Diango HernándezRevolution22.01. - 12.06.2006
Kunsthalle Basel
Diango Hernández, *1970 in Sancti Spíritus, Cuba,
works and lives in Dusseldorf and Havana
Photos © Diango Hernández / Lorenz Oeventrop
Courtesy Galerie Michael Wiesehöfer, Cologne
For his current solo exhibition, Diango Hernández (*1970, Sancti Spiritus, Cuba) has conceived a completely new installation extending along the first room of the ground floor of the Kunsthalle. This ambitious work combines a variety of media to construct an elaborate narrative that involves a number of sometimes common and sometimes deeply coded references to the history of the twentieth century, as well as to the developments in art that followed the dramatic and now to a large extent mythologized history of the revolution in Cuba.

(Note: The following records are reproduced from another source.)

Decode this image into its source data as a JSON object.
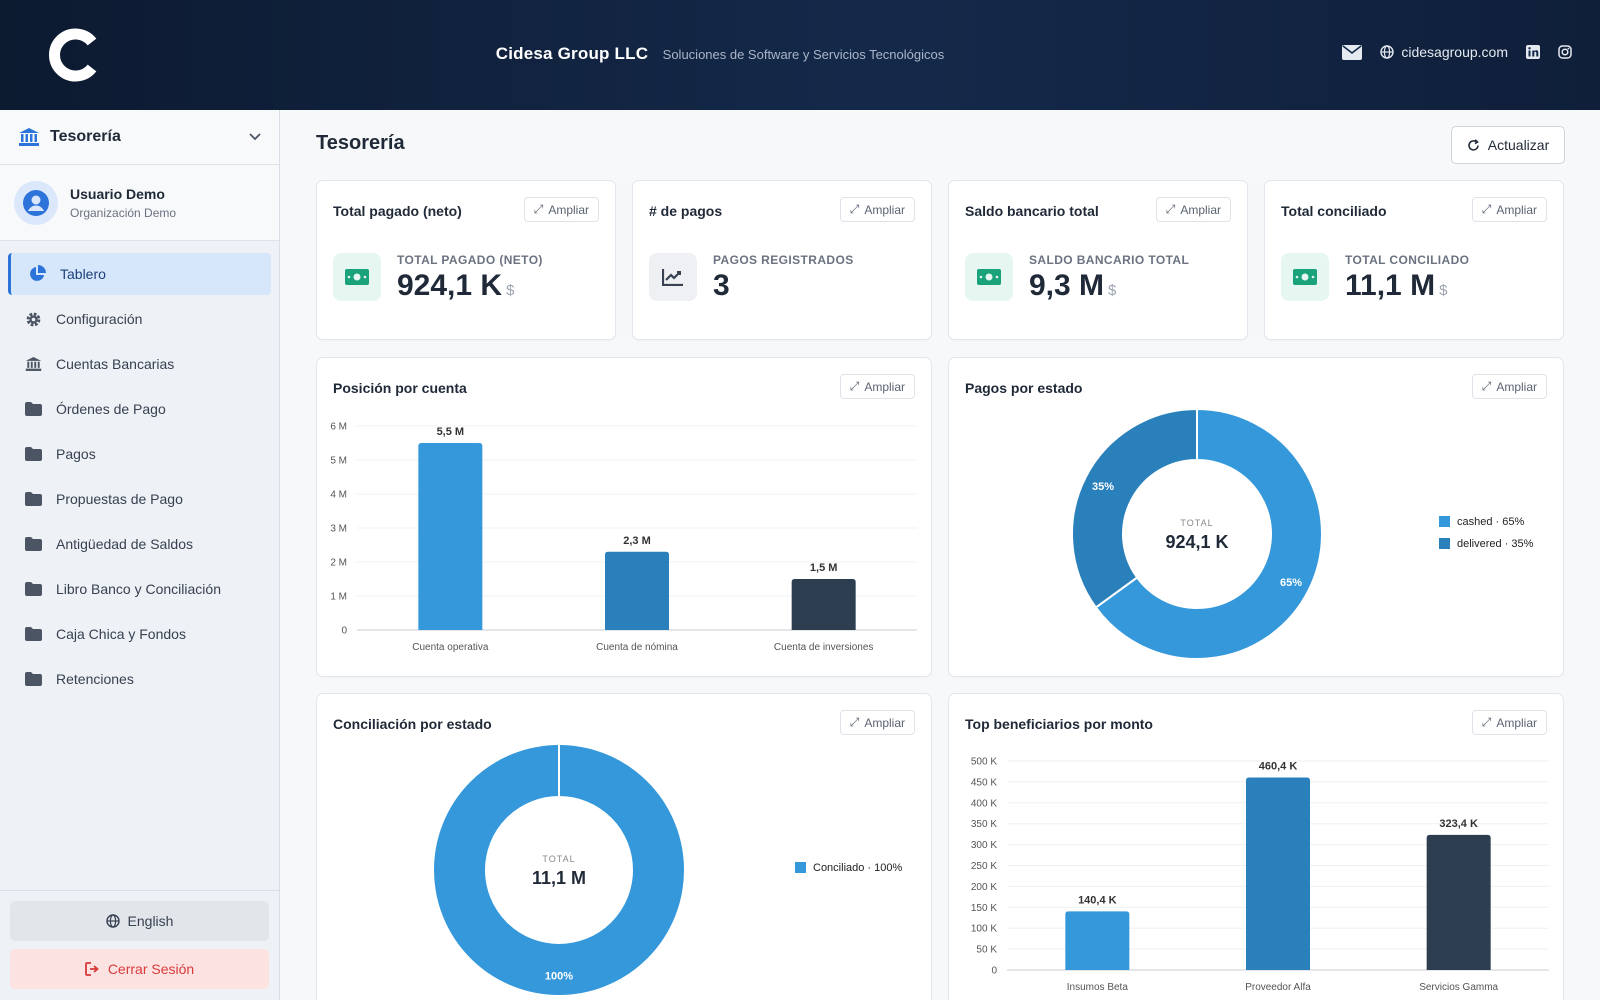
{
  "header": {
    "company": "Cidesa Group LLC",
    "tagline": "Soluciones de Software y Servicios Tecnológicos",
    "website": "cidesagroup.com"
  },
  "sidebar": {
    "module": "Tesorería",
    "user": {
      "name": "Usuario Demo",
      "org": "Organización Demo"
    },
    "items": [
      {
        "label": "Tablero",
        "icon": "pie-chart-icon"
      },
      {
        "label": "Configuración",
        "icon": "gear-icon"
      },
      {
        "label": "Cuentas Bancarias",
        "icon": "bank-icon"
      },
      {
        "label": "Órdenes de Pago",
        "icon": "folder-icon"
      },
      {
        "label": "Pagos",
        "icon": "folder-icon"
      },
      {
        "label": "Propuestas de Pago",
        "icon": "folder-icon"
      },
      {
        "label": "Antigüedad de Saldos",
        "icon": "folder-icon"
      },
      {
        "label": "Libro Banco y Conciliación",
        "icon": "folder-icon"
      },
      {
        "label": "Caja Chica y Fondos",
        "icon": "folder-icon"
      },
      {
        "label": "Retenciones",
        "icon": "folder-icon"
      }
    ],
    "language_label": "English",
    "logout_label": "Cerrar Sesión"
  },
  "main": {
    "title": "Tesorería",
    "refresh_label": "Actualizar",
    "expand_label": "Ampliar"
  },
  "kpis": [
    {
      "title": "Total pagado (neto)",
      "label": "TOTAL PAGADO (NETO)",
      "value": "924,1 K",
      "currency": "$",
      "icon": "money-icon"
    },
    {
      "title": "# de pagos",
      "label": "PAGOS REGISTRADOS",
      "value": "3",
      "currency": "",
      "icon": "line-chart-icon"
    },
    {
      "title": "Saldo bancario total",
      "label": "SALDO BANCARIO TOTAL",
      "value": "9,3 M",
      "currency": "$",
      "icon": "money-icon"
    },
    {
      "title": "Total conciliado",
      "label": "TOTAL CONCILIADO",
      "value": "11,1 M",
      "currency": "$",
      "icon": "money-icon"
    }
  ],
  "colors": {
    "blue": "#3498db",
    "mid_blue": "#2a80bb",
    "dark": "#2c3e50",
    "accent": "#2d74da",
    "green": "#1aa37a"
  },
  "chart_data": [
    {
      "type": "bar",
      "title": "Posición por cuenta",
      "categories": [
        "Cuenta operativa",
        "Cuenta de nómina",
        "Cuenta de inversiones"
      ],
      "values": [
        5.5,
        2.3,
        1.5
      ],
      "value_labels": [
        "5,5 M",
        "2,3 M",
        "1,5 M"
      ],
      "yticks": [
        "0",
        "1 M",
        "2 M",
        "3 M",
        "4 M",
        "5 M",
        "6 M"
      ],
      "ylim": [
        0,
        6
      ],
      "unit": "M"
    },
    {
      "type": "pie",
      "title": "Pagos por estado",
      "center_label": "TOTAL",
      "center_value": "924,1 K",
      "slices": [
        {
          "name": "cashed",
          "value": 65,
          "legend": "cashed · 65%",
          "label": "65%"
        },
        {
          "name": "delivered",
          "value": 35,
          "legend": "delivered · 35%",
          "label": "35%"
        }
      ]
    },
    {
      "type": "pie",
      "title": "Conciliación por estado",
      "center_label": "TOTAL",
      "center_value": "11,1 M",
      "slices": [
        {
          "name": "Conciliado",
          "value": 100,
          "legend": "Conciliado · 100%",
          "label": "100%"
        }
      ]
    },
    {
      "type": "bar",
      "title": "Top beneficiarios por monto",
      "categories": [
        "Insumos Beta",
        "Proveedor Alfa",
        "Servicios Gamma"
      ],
      "values": [
        140.4,
        460.4,
        323.4
      ],
      "value_labels": [
        "140,4 K",
        "460,4 K",
        "323,4 K"
      ],
      "yticks": [
        "0",
        "50 K",
        "100 K",
        "150 K",
        "200 K",
        "250 K",
        "300 K",
        "350 K",
        "400 K",
        "450 K",
        "500 K"
      ],
      "ylim": [
        0,
        500
      ],
      "unit": "K"
    }
  ]
}
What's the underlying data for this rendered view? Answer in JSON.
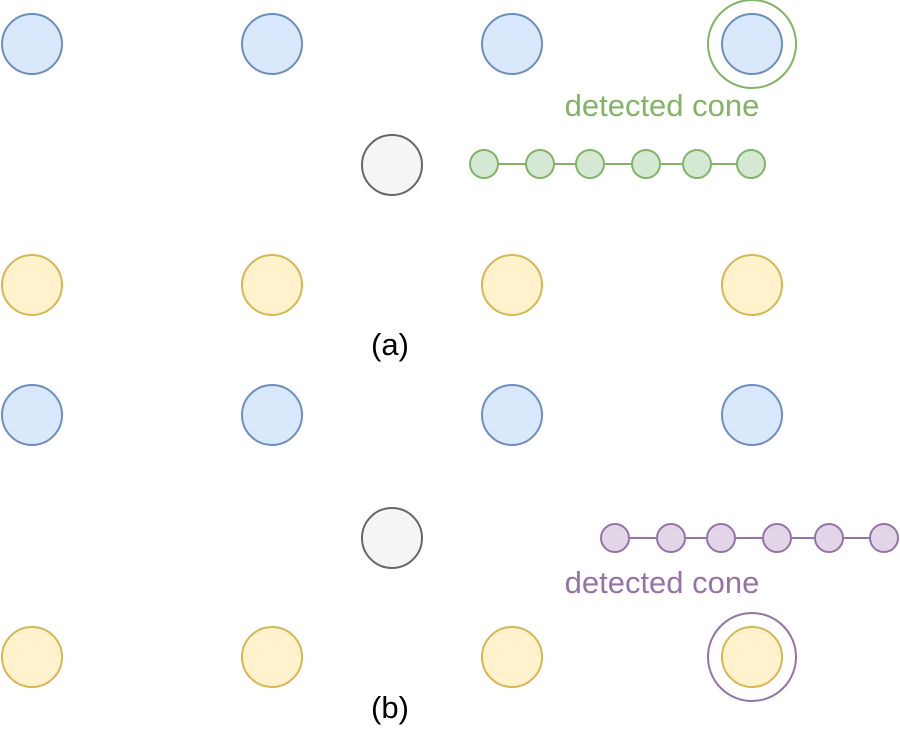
{
  "colors": {
    "blue_fill": "#dae8fc",
    "blue_stroke": "#6c8ebf",
    "yellow_fill": "#fff2cc",
    "yellow_stroke": "#d6b656",
    "gray_fill": "#f5f5f5",
    "gray_stroke": "#666666",
    "green_fill": "#d5e8d4",
    "green_stroke": "#82b366",
    "purple_fill": "#e1d5e7",
    "purple_stroke": "#9673a6"
  },
  "panels": [
    {
      "label": "(a)",
      "annotation": "detected cone",
      "annotation_color": "#82b366",
      "track_fill": "#d5e8d4",
      "highlighted_cone": "blue cone, top row, fourth from left"
    },
    {
      "label": "(b)",
      "annotation": "detected cone",
      "annotation_color": "#9673a6",
      "track_fill": "#e1d5e7",
      "highlighted_cone": "yellow cone, bottom row, fourth from left"
    }
  ]
}
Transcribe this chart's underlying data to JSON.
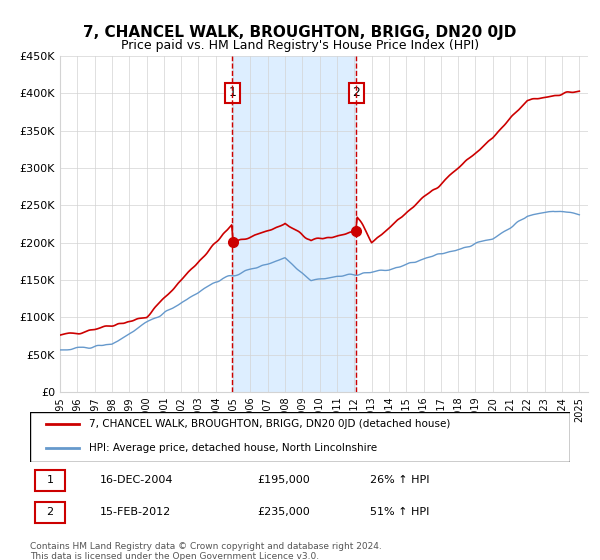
{
  "title": "7, CHANCEL WALK, BROUGHTON, BRIGG, DN20 0JD",
  "subtitle": "Price paid vs. HM Land Registry's House Price Index (HPI)",
  "sale1_date_num": 2004.96,
  "sale1_price": 195000,
  "sale1_label": "16-DEC-2004",
  "sale1_hpi_pct": "26%",
  "sale2_date_num": 2012.12,
  "sale2_price": 235000,
  "sale2_label": "15-FEB-2012",
  "sale2_hpi_pct": "51%",
  "vline1_x": 2004.96,
  "vline2_x": 2012.12,
  "xmin": 1995,
  "xmax": 2025.5,
  "ymin": 0,
  "ymax": 450000,
  "red_color": "#cc0000",
  "blue_color": "#6699cc",
  "shade_color": "#ddeeff",
  "legend_label_red": "7, CHANCEL WALK, BROUGHTON, BRIGG, DN20 0JD (detached house)",
  "legend_label_blue": "HPI: Average price, detached house, North Lincolnshire",
  "footnote": "Contains HM Land Registry data © Crown copyright and database right 2024.\nThis data is licensed under the Open Government Licence v3.0.",
  "yticks": [
    0,
    50000,
    100000,
    150000,
    200000,
    250000,
    300000,
    350000,
    400000,
    450000
  ],
  "ytick_labels": [
    "£0",
    "£50K",
    "£100K",
    "£150K",
    "£200K",
    "£250K",
    "£300K",
    "£350K",
    "£400K",
    "£450K"
  ]
}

Hernández’s take on revolution is based on the analysis of its iconography and of the rhetoric of its propaganda, as expressed in everyday language, political slogans and poster art. The installation uses domestic objects such as chairs and other office and home furniture, household objects, found images and vinyl records, all pierced by an iron water pipe, which simultaneously connects and destroys the objects set in the room. The pipe begins at the far end of the room, where it runs from two industrial tanks set atop an old fashioned kitchen cupboard, right to the very entrance of the room, with a water tap, dryly sticking out from an oil-painted door, standing free in the space. The system of bent and crooked pipes protects and controls the balance in the room; the design holds the space in a stiff totalising embrace. The domestic cosiness gives way to a unified appearance of state infrastructure.